Data Mill North has ambitious plans to become the best resource for open data across the English north. Stephen Blackburn, senior information governance officer at Leeds City Council, leading on Data Mill North, takes our weekly Q&A test.
What’s top of your agenda for change?
“Working collaboratively across the English north region to realise economies of scale, improve transparency and work on common goals and issues. Across our towns, cities and even rural environments, a lot of the issues that affect citizens and communities are similar. Likewise, members of the public don’t necessarily recognise the organisational and political boundaries as we do in local government. Working collaboratively not only brings about internal efficiencies but helps deliver better and more consistent outcomes for citizens.”
What are you doing about it?
“In August, we rebranded Leeds Data Mill to Data Mill North and encouraged other local authorities to join us in our quest to be the best website for open data. Not only does this mean that individual local authorities don’t need to invest separately in setting up and hosting their own sites; it also provides the opportunities for us to work more closely together, publishing datasets to common standards and getting involved in joint hack days focusing on common issues.”
How did you find yourself doing what you do now?
“I originally led on ensuring the council was compliant with publishing datasets listed in the government’s local government transparency code. We always recognised, however, that there was a vast resource of untapped data that we also wanted to identify and publish. From initially identifying and publishing open data for the council, we broadened our focus to encourage organisations to do the same across the city, and now region. Somehow along the way I also found myself managing the Data Mill website rather than just contributing content to it.”
How can technology help secure the change you want?
“Websites such as Data Mill North facilitate the publication of data in an easy way and helps organisations such as ours become more open and transparent. Additionally, councils have increasingly less money to deliver service. This new approach to openness allows a more collaborative approach between all sections of society to help shape where we live – whether that be enabling the analysts and ‘armchair auditors’ to better understand the city or allow developers and technologists to produce new and innovate websites, apps and devices that help us all in our hectic lives.”
How are you using digital to deliver change through your own work?
“We have held a number of our urban sustainable development labs, which bring together service users, providers and technologists to work together to come up with new solutions to a specific problem or issue. The council delivers all manner of services from waste collection to addressing social isolation and street lighting to child safeguarding. Digital plays an increasing part in helping us delivering services more efficiently; our Labs aim to produce new prototype solutions for us to pilot, trial and scale up.
What’s the project you’ve worked on that has made the most difference to date?
“The product which is the most advanced is the Leeds Bins app. Using open data detailing bin collection routes and dates, an app was created through one of our development labs that provides information on local recycling centres, tips on what to put in your recycling bin and alerts to remind you to put your bin out. This solution helps us provide a more efficient service, increase recycling rates and contributes to savings as we no longer send out costly letters to every household to advise of collection changes, such as at Christmas.”
What’s the biggest challenge for those wanting to make a difference through technology?
“The biggest challenge that we’re coming across is scalability.
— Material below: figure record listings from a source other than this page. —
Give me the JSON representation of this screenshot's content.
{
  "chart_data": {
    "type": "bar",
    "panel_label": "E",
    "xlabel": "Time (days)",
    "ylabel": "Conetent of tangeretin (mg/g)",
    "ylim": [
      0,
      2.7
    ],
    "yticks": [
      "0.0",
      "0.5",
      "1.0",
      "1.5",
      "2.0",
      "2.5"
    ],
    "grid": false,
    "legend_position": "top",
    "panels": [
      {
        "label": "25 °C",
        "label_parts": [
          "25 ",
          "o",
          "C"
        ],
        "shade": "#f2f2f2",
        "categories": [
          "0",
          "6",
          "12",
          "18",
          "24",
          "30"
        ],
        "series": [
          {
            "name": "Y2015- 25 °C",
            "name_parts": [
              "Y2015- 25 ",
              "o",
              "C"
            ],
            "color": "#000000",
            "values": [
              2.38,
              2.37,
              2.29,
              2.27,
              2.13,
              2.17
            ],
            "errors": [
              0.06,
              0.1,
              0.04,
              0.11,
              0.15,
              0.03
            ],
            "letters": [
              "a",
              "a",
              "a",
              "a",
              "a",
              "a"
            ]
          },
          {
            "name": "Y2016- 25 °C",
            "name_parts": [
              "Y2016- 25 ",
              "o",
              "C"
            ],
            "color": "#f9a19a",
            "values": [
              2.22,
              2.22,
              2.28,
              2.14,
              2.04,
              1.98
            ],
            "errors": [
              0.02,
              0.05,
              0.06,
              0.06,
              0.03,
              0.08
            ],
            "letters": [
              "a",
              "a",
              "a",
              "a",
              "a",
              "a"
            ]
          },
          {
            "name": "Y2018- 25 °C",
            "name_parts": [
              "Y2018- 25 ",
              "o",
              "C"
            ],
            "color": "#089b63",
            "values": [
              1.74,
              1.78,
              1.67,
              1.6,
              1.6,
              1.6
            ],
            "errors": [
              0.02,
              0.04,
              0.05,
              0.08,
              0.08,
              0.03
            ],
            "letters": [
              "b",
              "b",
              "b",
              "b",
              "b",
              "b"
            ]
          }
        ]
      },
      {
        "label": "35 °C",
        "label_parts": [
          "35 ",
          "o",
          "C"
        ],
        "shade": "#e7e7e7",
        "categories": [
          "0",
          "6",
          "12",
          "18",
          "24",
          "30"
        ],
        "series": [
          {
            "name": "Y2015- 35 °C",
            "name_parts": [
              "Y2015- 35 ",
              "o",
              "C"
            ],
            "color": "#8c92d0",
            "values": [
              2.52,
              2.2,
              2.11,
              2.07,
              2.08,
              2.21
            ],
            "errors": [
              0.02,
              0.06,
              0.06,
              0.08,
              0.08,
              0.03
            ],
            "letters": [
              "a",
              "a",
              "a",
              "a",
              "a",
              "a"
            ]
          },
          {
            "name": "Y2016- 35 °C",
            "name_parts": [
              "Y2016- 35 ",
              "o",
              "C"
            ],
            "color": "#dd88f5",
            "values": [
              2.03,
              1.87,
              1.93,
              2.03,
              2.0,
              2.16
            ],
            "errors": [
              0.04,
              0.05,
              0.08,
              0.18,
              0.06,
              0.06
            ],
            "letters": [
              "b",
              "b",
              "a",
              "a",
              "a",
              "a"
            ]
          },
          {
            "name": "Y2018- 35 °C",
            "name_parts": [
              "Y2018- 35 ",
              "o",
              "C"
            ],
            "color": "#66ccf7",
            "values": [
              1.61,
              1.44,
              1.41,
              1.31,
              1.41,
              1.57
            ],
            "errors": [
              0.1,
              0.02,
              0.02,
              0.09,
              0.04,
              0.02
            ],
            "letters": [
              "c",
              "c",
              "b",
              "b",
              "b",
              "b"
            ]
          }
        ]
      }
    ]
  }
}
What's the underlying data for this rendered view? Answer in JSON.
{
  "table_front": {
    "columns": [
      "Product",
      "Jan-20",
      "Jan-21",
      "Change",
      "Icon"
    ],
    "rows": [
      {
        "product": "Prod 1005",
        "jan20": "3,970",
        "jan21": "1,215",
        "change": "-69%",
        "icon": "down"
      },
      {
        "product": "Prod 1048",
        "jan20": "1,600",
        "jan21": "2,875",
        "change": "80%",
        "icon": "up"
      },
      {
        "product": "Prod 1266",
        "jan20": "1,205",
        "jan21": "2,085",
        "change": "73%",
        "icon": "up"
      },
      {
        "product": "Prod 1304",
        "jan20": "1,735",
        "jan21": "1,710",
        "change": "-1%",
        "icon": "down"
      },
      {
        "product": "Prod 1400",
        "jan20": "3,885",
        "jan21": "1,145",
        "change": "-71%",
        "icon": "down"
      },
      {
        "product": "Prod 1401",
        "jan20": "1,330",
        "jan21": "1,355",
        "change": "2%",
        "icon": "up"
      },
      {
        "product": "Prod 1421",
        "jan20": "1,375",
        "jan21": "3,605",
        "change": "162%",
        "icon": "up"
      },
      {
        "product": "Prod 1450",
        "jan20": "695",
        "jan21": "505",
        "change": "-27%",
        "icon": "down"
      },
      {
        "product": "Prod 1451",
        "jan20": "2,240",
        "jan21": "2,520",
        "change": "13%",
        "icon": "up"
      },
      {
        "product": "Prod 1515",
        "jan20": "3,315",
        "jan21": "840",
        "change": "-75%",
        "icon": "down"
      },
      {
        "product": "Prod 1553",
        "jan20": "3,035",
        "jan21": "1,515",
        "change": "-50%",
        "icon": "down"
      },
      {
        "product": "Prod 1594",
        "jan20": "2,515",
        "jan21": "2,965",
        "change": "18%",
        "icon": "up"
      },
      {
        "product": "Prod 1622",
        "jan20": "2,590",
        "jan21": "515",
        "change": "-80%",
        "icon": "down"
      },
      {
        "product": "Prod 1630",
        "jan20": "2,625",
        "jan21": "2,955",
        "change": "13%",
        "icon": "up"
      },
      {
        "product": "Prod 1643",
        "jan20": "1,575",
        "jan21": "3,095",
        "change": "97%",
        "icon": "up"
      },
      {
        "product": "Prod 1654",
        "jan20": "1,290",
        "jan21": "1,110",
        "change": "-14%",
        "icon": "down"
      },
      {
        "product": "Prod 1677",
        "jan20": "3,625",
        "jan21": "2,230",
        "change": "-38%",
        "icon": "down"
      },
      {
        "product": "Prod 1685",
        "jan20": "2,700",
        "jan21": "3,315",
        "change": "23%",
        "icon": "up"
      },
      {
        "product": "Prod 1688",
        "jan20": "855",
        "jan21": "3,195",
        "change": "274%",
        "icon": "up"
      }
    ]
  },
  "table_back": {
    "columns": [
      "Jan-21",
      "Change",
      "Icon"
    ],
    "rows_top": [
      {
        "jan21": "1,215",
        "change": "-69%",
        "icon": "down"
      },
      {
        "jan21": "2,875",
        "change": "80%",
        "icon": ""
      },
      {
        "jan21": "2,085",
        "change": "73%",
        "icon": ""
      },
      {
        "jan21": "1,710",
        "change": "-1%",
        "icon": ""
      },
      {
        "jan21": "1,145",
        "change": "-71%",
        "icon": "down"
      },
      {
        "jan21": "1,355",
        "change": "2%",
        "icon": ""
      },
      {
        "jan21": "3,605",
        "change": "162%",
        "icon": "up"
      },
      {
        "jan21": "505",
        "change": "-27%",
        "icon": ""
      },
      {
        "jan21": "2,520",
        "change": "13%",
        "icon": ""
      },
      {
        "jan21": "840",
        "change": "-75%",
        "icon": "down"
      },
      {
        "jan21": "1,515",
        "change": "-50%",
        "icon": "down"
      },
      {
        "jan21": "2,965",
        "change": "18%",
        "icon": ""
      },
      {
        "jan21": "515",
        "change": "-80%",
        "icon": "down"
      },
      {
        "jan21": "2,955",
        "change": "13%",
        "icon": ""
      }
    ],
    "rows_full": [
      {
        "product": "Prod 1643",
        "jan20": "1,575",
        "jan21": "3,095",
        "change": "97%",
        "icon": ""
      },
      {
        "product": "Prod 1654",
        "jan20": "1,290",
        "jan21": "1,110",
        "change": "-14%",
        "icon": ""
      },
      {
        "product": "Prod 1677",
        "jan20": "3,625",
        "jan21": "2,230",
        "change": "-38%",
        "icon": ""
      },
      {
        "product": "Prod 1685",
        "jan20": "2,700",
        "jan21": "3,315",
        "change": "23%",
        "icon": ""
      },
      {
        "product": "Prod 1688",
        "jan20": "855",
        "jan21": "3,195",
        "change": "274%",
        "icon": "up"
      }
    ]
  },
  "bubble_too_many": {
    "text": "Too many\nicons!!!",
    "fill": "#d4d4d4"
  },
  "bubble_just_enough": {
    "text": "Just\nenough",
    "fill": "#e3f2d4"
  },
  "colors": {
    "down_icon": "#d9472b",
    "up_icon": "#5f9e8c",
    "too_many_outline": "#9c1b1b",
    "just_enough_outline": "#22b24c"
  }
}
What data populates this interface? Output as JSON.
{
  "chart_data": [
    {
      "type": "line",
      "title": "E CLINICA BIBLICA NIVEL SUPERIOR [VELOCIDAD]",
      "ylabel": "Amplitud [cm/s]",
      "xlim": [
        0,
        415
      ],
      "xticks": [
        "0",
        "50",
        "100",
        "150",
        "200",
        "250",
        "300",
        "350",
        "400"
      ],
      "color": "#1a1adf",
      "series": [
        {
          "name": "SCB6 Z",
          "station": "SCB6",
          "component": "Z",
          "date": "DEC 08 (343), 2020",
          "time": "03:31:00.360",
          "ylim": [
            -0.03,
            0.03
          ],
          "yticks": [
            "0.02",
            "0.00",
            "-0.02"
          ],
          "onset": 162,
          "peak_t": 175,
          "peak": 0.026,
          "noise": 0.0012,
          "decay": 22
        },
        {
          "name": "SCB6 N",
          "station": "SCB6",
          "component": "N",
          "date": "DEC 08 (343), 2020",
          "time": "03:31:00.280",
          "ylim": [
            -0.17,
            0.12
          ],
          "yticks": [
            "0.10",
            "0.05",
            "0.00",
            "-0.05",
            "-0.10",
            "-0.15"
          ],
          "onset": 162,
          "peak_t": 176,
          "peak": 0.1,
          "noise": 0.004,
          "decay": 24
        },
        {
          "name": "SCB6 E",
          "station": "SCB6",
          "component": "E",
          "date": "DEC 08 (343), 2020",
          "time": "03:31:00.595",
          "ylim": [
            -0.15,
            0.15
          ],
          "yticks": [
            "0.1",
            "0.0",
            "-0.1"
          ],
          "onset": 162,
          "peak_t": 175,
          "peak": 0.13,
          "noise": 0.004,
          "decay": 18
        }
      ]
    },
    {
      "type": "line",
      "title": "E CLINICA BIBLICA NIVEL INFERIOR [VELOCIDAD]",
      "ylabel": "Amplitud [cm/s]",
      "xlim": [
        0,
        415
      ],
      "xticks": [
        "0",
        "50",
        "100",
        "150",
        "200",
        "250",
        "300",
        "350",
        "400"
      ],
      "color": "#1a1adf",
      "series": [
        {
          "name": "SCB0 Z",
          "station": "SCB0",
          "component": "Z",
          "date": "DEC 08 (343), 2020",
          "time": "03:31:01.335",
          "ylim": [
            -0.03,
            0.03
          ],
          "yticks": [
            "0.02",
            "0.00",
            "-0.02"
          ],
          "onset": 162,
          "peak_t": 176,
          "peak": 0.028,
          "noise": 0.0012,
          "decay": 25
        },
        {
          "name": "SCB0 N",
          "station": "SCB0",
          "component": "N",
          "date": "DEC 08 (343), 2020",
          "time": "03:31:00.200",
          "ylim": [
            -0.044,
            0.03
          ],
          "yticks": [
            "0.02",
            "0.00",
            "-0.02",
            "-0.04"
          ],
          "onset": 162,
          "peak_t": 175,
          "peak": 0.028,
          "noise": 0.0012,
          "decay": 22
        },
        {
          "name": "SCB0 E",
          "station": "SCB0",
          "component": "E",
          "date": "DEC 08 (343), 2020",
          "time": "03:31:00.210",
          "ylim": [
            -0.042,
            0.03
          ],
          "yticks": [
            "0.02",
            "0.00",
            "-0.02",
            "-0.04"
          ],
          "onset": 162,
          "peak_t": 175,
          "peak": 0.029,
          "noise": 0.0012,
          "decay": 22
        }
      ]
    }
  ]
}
Through our development labs we have designed and prototyped a number of brilliant new and innovative solutions that could help transform lives. We can easily carry out small-scale pilots with citizens and make changes where necessary. Our next challenge is that once we think we’re ready to take on the world – how do we do that?”
What technologies are most exciting you in the space right now?
“The world of internet of things is extremely exciting – if not a little scary! Can we imagine a world without smartphones? Probably not. What will the world be like in 10 years’ time? Our fridges creating shopping lists, driverless cars ever-present and our homes managing themselves because they’ve learned our living patterns. IoT, however, provides so much more. As we get older, none of us want to lose our independence, smart devices will enable us to live in our own homes for longer and in control of own lives – it’s this that I find really exciting.”
What would you have done differently in your work looking back?
“The world we work in is new and fluid – and that’s what makes it exciting – and sometimes there’s nothing been done by anyone before to refer to. In respect of open data, I would say we should’ve perhaps been a little more focused at the beginning. The original datasets published were probably a bit random. I would also say we should’ve starting working more collaboratively between organisations sooner. That said, Data Mill is still not even two years old and we’ve still done an awful lot in such a short space of time.”
What’s your piece of advice to people looking to do good through digital?
“Keep at it and don’t give up! There will always be people who just ‘don’t get it’ or ‘don’t want to get it’. The work we’re involved is ‘the new world’ and just like the transition from the house phone to the mobile and now the smartphone, eventually it becomes the norm and people forget how far they’ve come. I have much less resistance in the work I’m doing now than I did even two years ago. Once people see the benefits, I find they buy-in pretty easily. Ultimately, the work we’re involved in is by and large a sales job.”